Hoje, em Portugal, as mulheres estão detidas em prisões
concebidas ou adaptadas para responder às suas necessidades, dispondo de
estruturas adequadas, para si e para os seus filhos. Dispõem de mais e
melhores serviços de saúde. Dispõem também de mais oportunidades de
trabalho, de formação e de desenvolvimento pessoal, dimensões
fundamentais para a mudança de alternativas após a permanência na
prisão.
Perante este cenário, é a reclusão de mulheres de
nacionalidade estrangeira, atualmente uma em cada quatro reclusas em
Portugal, que me tem preocupado. São diversos os seus trajetos até às
nossas prisões. Às mulheres que procuravam em Portugal uma vida melhor é
exigida uma reconstrução identitária. Se o crime emerge de
vulnerabilidades sociais pela pertença a comunidades excluídas da
sociedade portuguesa, com a reclusão reforçam-se os obstáculos à sua
integração.
Para outras mulheres, Portugal foi um destino de
acaso, sobre o qual pouco conhecem e onde, muitas vezes, não têm redes
de suporte. Quando são mães, têm os filhos longe, ou então, se os têm
consigo é escasso o apoio para que eles possam, ocasionalmente, sair. Na
vivência prisional, são mulheres mais vulneráveis à discriminação pelas
reclusas nacionais. As “estrangeiras” podem ser vistas como
responsáveis por problemas que vão surgindo em contexto prisional, por
exemplo na relação entre reclusas ou entre reclusas e guardas
prisionais.
Por vezes, o destino de «migração aleatória»,
Portugal, transforma-se num contexto idealizado para uma vida futura.

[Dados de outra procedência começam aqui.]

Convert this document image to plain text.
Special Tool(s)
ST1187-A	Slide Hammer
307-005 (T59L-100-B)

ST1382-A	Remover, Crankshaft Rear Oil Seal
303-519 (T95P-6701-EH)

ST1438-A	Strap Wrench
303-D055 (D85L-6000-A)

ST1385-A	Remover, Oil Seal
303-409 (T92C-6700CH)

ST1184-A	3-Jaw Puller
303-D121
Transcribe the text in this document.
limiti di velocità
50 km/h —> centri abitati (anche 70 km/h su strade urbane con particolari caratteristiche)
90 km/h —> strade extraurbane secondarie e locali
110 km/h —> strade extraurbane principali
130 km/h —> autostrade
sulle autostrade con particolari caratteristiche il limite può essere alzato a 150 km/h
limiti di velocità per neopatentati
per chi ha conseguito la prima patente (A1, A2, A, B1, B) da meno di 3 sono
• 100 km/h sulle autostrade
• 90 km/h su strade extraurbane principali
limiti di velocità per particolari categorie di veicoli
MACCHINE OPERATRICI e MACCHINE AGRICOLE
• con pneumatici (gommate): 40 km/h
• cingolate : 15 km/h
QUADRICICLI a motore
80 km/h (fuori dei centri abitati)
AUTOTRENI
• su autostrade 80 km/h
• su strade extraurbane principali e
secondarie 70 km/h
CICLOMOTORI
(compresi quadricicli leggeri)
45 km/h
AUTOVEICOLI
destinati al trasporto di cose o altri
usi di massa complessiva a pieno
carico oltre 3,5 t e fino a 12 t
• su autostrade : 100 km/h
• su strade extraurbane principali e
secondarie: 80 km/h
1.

Mas dificilmente conseguirão ficar devido à pena acessória de expulsão.
Ainda assim, o regresso ao país de origem, desejado ou não, pode
implicar tempo extra em reclusão, à espera de um bilhete de avião.
Em
tempo de crise, devemos pensar para além de nós e do que nos rodeia. Em
relação a estas mulheres, urge criar respostas ajustadas às suas
necessidades. A privação de liberdade constitui em si mesma uma punição
por um crime cometido, devendo ser cumprida com dignidade. Acredito que
todos ganhamos se a experiência da reclusão for vivida o melhor possível
e se constituir como uma oportunidade de mudança.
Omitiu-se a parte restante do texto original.